Gotham Polling & Analytics, also referred to simply as Gotham Polling, is an American polling and political analytics firm based in New York City. The firm focuses on state and local elections, public opinion research and voter behavior analysis, particularly in New York politics.

== History ==
Gotham Polling & Analytics was publicly launched in 2024 as an affiliate of Gotham Government Relations, a New York government relations firm. City & State wrote in 2025 that Gotham Government Relations had been founded in 2007 and had launched Gotham Polling as an affiliate the previous year.

== Polling and analysis work ==

=== 2024 elections ===
In October 2024, Gotham Polling conducted a survey of likely voters in New York's 4th congressional district ahead of the 2024 House elections. Coverage of the race in the New York Post and The Hill cited Gotham Polling's findings when describing the contest between Republican incumbent Anthony D'Esposito and Democrat Laura Gillen. In December 2024, Politico referenced Gotham Polling's statewide voter analysis in a newsletter item on age trends in New York politics.

=== 2025 New York City mayoral election ===
During the 2025 New York City mayoral election, Gotham Polling conducted multiple surveys of the race and partnered with AARP New York on voter research. A July 2025 New York Post article centered on a Gotham Polling survey commissioned by a pro-Eric Adams group, reporting that Adams trailed Andrew Cuomo by double digits and quoting Stephen Graves on the poll's findings. In August 2025, the Post reported on another Gotham survey that showed Zohran Mamdani leading the mayoral field.
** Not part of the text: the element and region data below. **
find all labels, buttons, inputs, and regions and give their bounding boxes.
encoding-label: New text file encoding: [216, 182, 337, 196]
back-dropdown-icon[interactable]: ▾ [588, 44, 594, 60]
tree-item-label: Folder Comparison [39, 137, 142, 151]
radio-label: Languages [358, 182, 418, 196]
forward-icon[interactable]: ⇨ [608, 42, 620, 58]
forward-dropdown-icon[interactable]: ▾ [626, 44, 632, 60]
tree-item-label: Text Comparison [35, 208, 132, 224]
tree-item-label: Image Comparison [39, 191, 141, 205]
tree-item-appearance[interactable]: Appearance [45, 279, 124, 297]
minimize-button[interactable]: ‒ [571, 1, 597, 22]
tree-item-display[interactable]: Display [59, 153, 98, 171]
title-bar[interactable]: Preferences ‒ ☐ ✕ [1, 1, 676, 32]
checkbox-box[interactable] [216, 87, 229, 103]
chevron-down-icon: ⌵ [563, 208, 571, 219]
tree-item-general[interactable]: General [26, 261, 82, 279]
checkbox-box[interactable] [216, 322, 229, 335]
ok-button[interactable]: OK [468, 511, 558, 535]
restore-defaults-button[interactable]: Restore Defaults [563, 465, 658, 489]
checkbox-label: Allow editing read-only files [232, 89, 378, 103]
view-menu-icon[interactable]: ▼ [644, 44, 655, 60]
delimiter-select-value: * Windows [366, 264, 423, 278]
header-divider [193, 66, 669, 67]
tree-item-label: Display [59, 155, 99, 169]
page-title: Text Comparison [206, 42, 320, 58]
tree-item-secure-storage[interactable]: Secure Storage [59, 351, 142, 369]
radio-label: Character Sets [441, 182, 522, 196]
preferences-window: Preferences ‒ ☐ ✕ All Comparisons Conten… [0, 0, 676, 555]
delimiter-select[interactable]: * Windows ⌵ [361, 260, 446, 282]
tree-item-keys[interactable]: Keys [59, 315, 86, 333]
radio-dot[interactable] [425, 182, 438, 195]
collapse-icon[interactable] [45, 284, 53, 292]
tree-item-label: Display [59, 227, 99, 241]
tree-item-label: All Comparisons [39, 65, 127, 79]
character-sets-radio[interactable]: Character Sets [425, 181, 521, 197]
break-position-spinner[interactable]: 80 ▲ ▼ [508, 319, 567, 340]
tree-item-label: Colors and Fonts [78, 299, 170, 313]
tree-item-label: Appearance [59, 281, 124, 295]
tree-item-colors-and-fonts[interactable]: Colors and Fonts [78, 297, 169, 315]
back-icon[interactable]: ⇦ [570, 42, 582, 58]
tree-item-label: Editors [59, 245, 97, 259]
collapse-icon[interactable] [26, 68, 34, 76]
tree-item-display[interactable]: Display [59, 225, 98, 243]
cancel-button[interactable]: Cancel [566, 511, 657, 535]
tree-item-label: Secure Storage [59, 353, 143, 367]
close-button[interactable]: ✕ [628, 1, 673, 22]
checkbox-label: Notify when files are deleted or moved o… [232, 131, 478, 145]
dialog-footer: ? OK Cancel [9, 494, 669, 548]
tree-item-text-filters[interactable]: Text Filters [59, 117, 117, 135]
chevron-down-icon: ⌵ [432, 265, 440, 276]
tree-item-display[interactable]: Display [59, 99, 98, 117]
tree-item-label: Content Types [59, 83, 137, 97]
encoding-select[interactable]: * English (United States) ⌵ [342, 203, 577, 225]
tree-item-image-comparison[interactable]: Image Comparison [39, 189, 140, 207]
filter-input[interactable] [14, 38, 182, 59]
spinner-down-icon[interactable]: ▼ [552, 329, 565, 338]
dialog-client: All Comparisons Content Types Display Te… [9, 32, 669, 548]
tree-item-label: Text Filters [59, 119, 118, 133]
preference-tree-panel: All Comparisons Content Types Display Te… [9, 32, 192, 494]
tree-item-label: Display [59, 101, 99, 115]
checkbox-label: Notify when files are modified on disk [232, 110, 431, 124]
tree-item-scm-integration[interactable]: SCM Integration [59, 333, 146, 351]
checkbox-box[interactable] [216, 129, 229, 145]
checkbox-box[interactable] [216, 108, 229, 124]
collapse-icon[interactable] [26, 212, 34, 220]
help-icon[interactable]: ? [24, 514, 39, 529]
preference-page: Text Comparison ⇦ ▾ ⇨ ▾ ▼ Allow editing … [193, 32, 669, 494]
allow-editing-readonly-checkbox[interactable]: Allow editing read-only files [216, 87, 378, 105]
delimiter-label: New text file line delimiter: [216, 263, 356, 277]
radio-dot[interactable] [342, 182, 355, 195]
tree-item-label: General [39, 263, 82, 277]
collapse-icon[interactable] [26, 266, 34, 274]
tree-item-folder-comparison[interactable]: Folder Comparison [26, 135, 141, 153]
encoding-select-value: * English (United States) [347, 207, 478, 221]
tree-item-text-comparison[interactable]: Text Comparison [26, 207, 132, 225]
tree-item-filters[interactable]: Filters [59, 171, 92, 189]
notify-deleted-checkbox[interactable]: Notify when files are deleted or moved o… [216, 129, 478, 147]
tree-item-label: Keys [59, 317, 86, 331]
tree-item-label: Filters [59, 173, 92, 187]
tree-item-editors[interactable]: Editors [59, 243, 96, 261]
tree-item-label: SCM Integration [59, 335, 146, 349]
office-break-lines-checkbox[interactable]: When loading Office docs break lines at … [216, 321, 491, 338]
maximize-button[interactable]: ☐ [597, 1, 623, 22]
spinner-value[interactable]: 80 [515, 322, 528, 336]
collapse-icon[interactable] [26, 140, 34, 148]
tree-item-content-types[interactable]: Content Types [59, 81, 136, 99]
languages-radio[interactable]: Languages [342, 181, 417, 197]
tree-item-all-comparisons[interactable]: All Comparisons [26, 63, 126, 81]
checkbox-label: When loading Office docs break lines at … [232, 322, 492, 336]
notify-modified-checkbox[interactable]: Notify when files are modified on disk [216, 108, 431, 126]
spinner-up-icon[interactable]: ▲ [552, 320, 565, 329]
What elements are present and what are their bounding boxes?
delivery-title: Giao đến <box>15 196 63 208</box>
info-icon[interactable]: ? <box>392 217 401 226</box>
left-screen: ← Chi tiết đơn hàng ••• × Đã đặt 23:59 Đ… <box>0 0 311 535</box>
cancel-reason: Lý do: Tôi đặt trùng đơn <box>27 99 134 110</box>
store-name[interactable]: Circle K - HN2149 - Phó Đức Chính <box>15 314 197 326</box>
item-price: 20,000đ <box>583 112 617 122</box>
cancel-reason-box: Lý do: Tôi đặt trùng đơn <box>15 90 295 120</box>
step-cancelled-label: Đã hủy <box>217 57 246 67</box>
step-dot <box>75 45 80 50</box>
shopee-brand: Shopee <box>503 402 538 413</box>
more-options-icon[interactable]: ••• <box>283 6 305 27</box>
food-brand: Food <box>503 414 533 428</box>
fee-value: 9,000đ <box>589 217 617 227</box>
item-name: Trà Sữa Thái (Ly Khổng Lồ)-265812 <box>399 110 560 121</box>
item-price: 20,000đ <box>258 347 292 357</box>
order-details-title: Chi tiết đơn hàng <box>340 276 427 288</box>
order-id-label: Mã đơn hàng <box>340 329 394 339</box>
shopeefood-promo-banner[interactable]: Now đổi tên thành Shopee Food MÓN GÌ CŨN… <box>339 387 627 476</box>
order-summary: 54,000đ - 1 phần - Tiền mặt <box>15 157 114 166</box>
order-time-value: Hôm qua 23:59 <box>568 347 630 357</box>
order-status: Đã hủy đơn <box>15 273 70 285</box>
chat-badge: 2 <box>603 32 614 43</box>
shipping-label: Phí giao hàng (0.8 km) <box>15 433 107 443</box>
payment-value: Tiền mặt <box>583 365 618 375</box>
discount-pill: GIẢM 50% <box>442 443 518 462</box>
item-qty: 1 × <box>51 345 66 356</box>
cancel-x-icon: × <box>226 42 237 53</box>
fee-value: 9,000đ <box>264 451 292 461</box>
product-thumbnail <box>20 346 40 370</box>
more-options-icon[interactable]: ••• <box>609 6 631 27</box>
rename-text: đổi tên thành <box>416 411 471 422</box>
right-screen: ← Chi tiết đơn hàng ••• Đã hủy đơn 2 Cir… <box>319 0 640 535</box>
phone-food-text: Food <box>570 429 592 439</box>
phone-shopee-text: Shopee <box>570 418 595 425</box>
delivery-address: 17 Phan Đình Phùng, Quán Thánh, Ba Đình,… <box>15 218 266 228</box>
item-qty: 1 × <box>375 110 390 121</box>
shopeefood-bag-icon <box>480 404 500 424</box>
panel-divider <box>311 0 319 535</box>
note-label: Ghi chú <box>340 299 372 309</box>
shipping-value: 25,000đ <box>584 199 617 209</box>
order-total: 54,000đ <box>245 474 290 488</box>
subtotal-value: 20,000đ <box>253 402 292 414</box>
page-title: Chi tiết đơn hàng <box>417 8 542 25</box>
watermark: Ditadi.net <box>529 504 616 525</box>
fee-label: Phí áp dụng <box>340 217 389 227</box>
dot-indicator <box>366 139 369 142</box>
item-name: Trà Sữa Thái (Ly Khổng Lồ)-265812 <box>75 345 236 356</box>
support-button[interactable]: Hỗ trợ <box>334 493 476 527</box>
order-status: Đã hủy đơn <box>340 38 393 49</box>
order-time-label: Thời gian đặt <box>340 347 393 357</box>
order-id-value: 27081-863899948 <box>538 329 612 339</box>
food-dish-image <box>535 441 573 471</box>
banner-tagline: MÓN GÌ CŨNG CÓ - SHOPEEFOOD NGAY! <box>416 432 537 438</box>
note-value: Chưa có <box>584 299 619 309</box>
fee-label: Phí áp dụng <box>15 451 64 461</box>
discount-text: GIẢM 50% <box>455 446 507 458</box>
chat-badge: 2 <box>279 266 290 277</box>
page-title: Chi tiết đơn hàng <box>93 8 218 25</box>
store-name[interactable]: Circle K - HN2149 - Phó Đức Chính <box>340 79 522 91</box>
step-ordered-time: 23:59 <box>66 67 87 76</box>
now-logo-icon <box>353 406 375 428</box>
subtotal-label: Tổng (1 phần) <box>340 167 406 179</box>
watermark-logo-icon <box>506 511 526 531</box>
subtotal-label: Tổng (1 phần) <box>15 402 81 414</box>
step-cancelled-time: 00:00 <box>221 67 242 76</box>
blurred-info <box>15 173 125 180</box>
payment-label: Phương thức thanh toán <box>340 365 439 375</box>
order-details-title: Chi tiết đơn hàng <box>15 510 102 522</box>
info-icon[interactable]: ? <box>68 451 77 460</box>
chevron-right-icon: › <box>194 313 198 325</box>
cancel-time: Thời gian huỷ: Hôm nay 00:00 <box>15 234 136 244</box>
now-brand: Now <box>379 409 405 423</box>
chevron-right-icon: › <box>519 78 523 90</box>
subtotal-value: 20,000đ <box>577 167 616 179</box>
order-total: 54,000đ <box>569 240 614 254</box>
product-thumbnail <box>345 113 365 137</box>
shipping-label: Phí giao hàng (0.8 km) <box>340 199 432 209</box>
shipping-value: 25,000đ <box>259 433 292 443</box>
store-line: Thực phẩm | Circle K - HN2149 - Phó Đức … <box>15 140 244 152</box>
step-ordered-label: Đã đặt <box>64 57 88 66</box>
AARP New York's polling with Gotham was covered by local television news and hosted by poll-tracking outlets. CBS News New York reported on an August 2025 Gotham–AARP poll that found Mamdani leading in multiple general-election scenarios. The New York Times included Gotham Polling in its interactive poll tracker for the 2025 mayoral race, and RealClearPolitics hosted the AARP New York–Gotham survey in PDF form.

== Related organization ==
Gotham Government Relations, with which Gotham Polling identifies itself as affiliated, has appeared in City & State rankings and profiles of New York lobbying and government relations firms. In its 2026 government relations list, City & State wrote that Schwartz's firm had a polling and analytics outfit, Gotham Polling & Analytics, and referenced the firm's New York City mayoral polling.